Monday, July 9, 2012

Stewie, Meet Dr. Winnicott


In his 1949 paper, “Hate in the Counter-Transference” D.W. Winnicott, a British pediatrician and psychoanalyst describes the love-hate relationship a mother has for her infant baby. He outlined several reasons why a mother would harbor such harsh feelings towards her baby and some of his reasons are highlighted as follows:

“The baby is an interference with her private life, a challenge to preoccupation.”
“He is ruthless, treats her as scum, an unpaid servant, a slave.”
“She has to love him, excretions and all, at any rate at the beginning, till he has doubts about himself.”
“He tries to hurt her, periodically bites her, all in love.”
“He shows disillusionment about her.”
“His excited love is cupboard love, so that having got what he wants he throws her away like orange peel.”
“At first he does not know at all what she does or what she sacrifices for him.”
“He is suspicious, refuses her good food, and makes her doubt herself, but eats well with his aunt.”
“After an awful morning with him she goes out, and he smiles at a stranger, who says ‘Isn’t he sweet!’”

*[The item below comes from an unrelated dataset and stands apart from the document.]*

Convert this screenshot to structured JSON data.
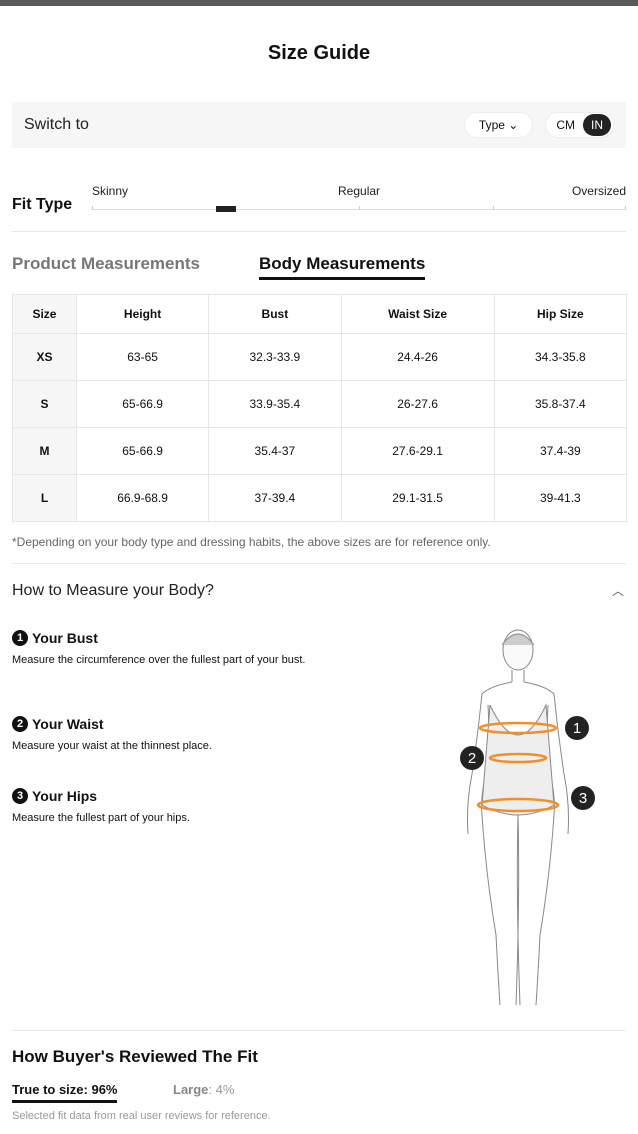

When I first read Winnicott’s paper for a psychoanalytic study group, I thought that this guy must be joking or off his rocker.  Although I thought his reasons why a mother would hate her baby were hilarious and disturbing, I as a mother, reluctantly admit there was a grain of truth in them.  I commented to my study group that Winnicott has accurately described 50 years early, a cartoon character called Stewie on the TV show Family Guy.

Stewie is the sophisticated, intelligent, and mischievous to a sociopathic extent two-year old infant son of Peter and Lois Griffin and who was for a time being, preoccupied with matricide.  Few episodes show him fantasizing of killing his mother and vice-versa, and his anger at his mother for deciding to wean him off from breastfeeding. He makes many derogatory comments about his family in their presence, especially to his mother.

Let’s imagine Winnicott is still alive today and that Stewie is a real live person.  His mother, Lois is frustrated and has had it with Stewie, and decides to take him for professional mental help.  Winnicott accepts to treat Stewie.  Winnicott is no stranger to children like Stewie.  In fact, he altruistically on his wife’s behest, took in a young orphan boy in his home for three months, “three months of hell” as he said.  Winnicott described the boy as “the most loveable and most maddening of children.”  On several occasions when the boy misbehaved, Winnicott went as far as to shut the boy out of the house and at the same time telling the boy what happened made Winnicott hate him.  Winnicott learned from fathering the boy to be able to tolerate his own hatred towards the boy without losing his temper and murdering him.  The boy ended up doing well, attended a prestigious school.

Winnicott’s goal when working with a child like Stewie is not to make him well behaved and loveable, but to help Lois tolerate her hate towards Stewie, not express her hate to him as harm, and to be patient with hers and his hate towards each other.  As a result of better tolerating and understanding her hate towards her baby, Lois would then be free to love Stewie.  Stewie, in return would then feel loved by Lois.